Black Lace. Artwork by Melody Phelan-Clark
Their biggest chart hit came in May of 1984 and the single, Agadoo. Prior to that had been their pop party favourite, Superman, with its wacky dance comprised of various actions to be performed. Agadoo continued to explore the novelty dance factor but with the addition of a narrative about meeting a ‘hula mistress.’ This party anthem has a direct Lincolnshire connection – Barry Whitfield, who performed with the Richmond Holiday Centre’s resident band, Regency, was called upon by Black Lace’s manager John Wagstaff to arrange the music for Agadoo. Whitfield was born in Grimsby and grew up in Cleethorpes.
The calypso flavoured hit sold more than a million copies worldwide and was probably the high-water mark for this classic incarnation of Black Lace.

Pushing Pineapple
Other singles followed but did not have quite the same impact. In 1985 they recorded El Vino Collapso. The video was shot at Happy Days Holiday Park in Chapel St Leonards, a few miles up the coast from Skegness. The single didn’t quite make it into the top forty but perhaps this had something to do with the fact that it was banned by the BBC! Around the time of the single there was the Heysel Stadium disaster during the European Cup Final in Brussels between Liverpool and Juventus. A song in which drinking abroad was a central theme was considered inappropriate for radio play.

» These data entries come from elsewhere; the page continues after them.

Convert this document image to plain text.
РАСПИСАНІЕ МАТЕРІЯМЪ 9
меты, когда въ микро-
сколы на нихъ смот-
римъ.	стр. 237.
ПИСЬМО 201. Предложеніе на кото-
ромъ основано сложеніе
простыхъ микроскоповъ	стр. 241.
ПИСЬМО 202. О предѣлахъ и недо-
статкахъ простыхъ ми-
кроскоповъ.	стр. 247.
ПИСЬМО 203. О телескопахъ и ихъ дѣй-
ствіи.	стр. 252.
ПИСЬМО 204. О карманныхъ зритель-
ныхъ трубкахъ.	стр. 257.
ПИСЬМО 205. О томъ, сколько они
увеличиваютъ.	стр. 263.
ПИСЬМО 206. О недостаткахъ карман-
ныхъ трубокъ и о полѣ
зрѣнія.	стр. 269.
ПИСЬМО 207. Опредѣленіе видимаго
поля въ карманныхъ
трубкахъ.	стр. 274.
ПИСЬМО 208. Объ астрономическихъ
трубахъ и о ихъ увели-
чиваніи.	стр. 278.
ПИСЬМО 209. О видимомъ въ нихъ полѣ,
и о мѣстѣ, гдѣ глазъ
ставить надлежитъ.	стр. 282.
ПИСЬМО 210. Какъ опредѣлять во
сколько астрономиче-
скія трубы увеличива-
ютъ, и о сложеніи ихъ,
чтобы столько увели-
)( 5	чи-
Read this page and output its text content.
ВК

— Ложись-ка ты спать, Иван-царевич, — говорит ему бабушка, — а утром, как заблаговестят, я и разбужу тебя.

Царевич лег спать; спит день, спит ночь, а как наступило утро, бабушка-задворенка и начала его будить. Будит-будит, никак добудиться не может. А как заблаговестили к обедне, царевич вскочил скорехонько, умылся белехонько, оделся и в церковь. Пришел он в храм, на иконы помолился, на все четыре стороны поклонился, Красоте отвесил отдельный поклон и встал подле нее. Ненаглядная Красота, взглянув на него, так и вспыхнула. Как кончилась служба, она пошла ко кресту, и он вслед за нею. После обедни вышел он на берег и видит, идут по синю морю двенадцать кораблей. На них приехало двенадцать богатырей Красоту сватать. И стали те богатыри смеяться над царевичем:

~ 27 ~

Then, in the wake of another football tragedy which occurred in the same month as Heysel, Black Lace managed to reverse the pop polarity which had impacted on El Vino Collapso. During a Third Division game between Bradford and Lincoln, a stray cigarette butt set light to the terrace of Bradford’s Valley Parade ground causing the death of 56 people. Barton and Gibb took part in the charity single to raise funds for victims of the disaster - You’ll Never Walk Alone, under the moniker of The Crowd. Along with Black Lace were several other acts, including members of Thin Lizzy, The Nolans and Lemmy from Motorhead.

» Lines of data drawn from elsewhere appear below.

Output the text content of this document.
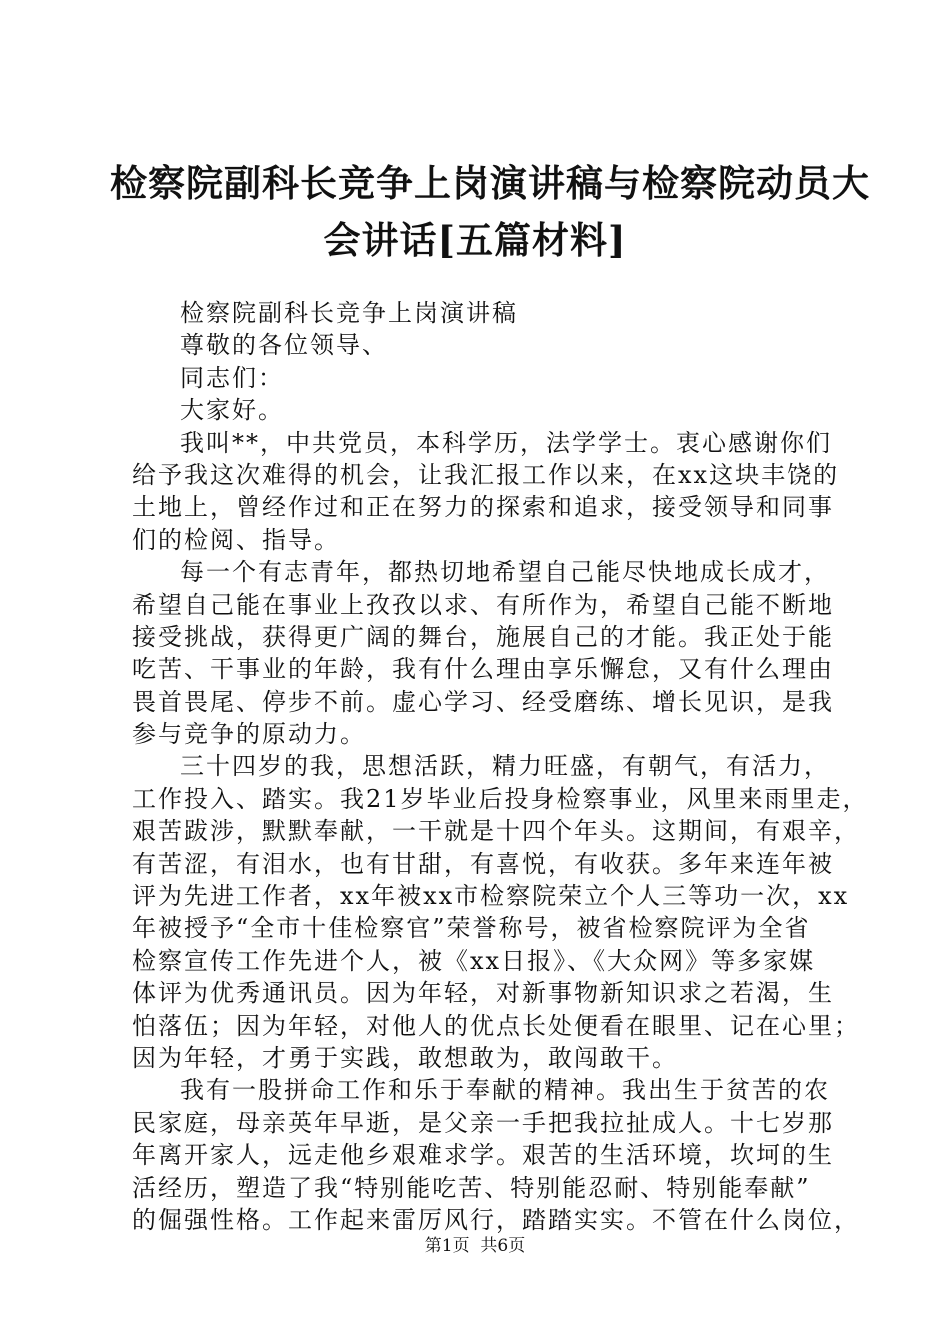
检察院副科长竞争上岗演讲稿与检察院动员大
会讲话[五篇材料]
检察院副科长竞争上岗演讲稿
尊敬的各位领导、
同志们：
大家好。
我叫**，中共党员，本科学历，法学学士。衷心感谢你们
给予我这次难得的机会，让我汇报工作以来，在xx这块丰饶的
土地上，曾经作过和正在努力的探索和追求，接受领导和同事
们的检阅、指导。
每一个有志青年，都热切地希望自己能尽快地成长成才，
希望自己能在事业上孜孜以求、有所作为，希望自己能不断地
接受挑战，获得更广阔的舞台，施展自己的才能。我正处于能
吃苦、干事业的年龄，我有什么理由享乐懈怠，又有什么理由
畏首畏尾、停步不前。虚心学习、经受磨练、增长见识，是我
参与竞争的原动力。
三十四岁的我，思想活跃，精力旺盛，有朝气，有活力，
工作投入、踏实。我21岁毕业后投身检察事业，风里来雨里走，
艰苦跋涉，默默奉献，一干就是十四个年头。这期间，有艰辛，
有苦涩，有泪水，也有甘甜，有喜悦，有收获。多年来连年被
评为先进工作者，xx年被xx市检察院荣立个人三等功一次，xx
年被授予“全市十佳检察官”荣誉称号，被省检察院评为全省
检察宣传工作先进个人，被《xx日报》、《大众网》等多家媒
体评为优秀通讯员。因为年轻，对新事物新知识求之若渴，生
怕落伍；因为年轻，对他人的优点长处便看在眼里、记在心里；
因为年轻，才勇于实践，敢想敢为，敢闯敢干。
我有一股拼命工作和乐于奉献的精神。我出生于贫苦的农
民家庭，母亲英年早逝，是父亲一手把我拉扯成人。十七岁那
年离开家人，远走他乡艰难求学。艰苦的生活环境，坎坷的生
活经历，塑造了我“特别能吃苦、特别能忍耐、特别能奉献”
的倔强性格。工作起来雷厉风行，踏踏实实。不管在什么岗位，
第1页  共6页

Bizarrely enough, there is a further incident involving both a charity single and a BBC ban and although Black Lace were not involved on this occasion, the incident does relate directly to their spiritual home of the Richmond Holiday Centre. In 1989 money was being raised to fund a new Skegness lifeboat. To help the cause, Dave Reeve, the entertainment manager at the Richmond Centre, along with the band Regency and a group of dancers and other entertainers, set about recording their own version of the song, ‘Sailing,’ written by Gavin Sutherland in 1972 and made famous by Rod Stewart in 1975. The song was recorded in Grimsby and the performers called themselves The Skegness Boat People. Unfortunately, this new recorded version included a Mayday message and when the single was played on a local BBC radio station it caused havoc. People across the county heard the Mayday and called the coastguard. Lifeboats and helicopters were dispatched from Filey to Yarmouth, searching for a vessel in distress.

Sailing on a street in Skegness
Sailing by The Skegness Boat People was promptly banned – the first ever charity record to be outlawed by the BBC. Nevertheless, the single continued to be sold privately and did well. A new Mersey class lifeboat named Lincolnshire Poacher arrived in the town in July of 1990.

Richmond Holiday Park - Spiritual Home
Of course, Black Lace can be dismissed as a spectre of holiday-pop awfulness, with added eighties vapidity, but it is also possible to see them as a manifestation of pure abandonment and fun; the antithesis of pseudo-intellectual, self-important aural ado, symptomatic of many acts from the era. In Agadoo, Black Lace sang of going down to the shore, whereupon something powerful would be revealed to the lucky wanderer: she showed me much more, not only to dance. Perhaps, just as all holidaymakers know, there is a mystical energy that can be encountered at the shoreline – and especially the sands of Lincolnshire!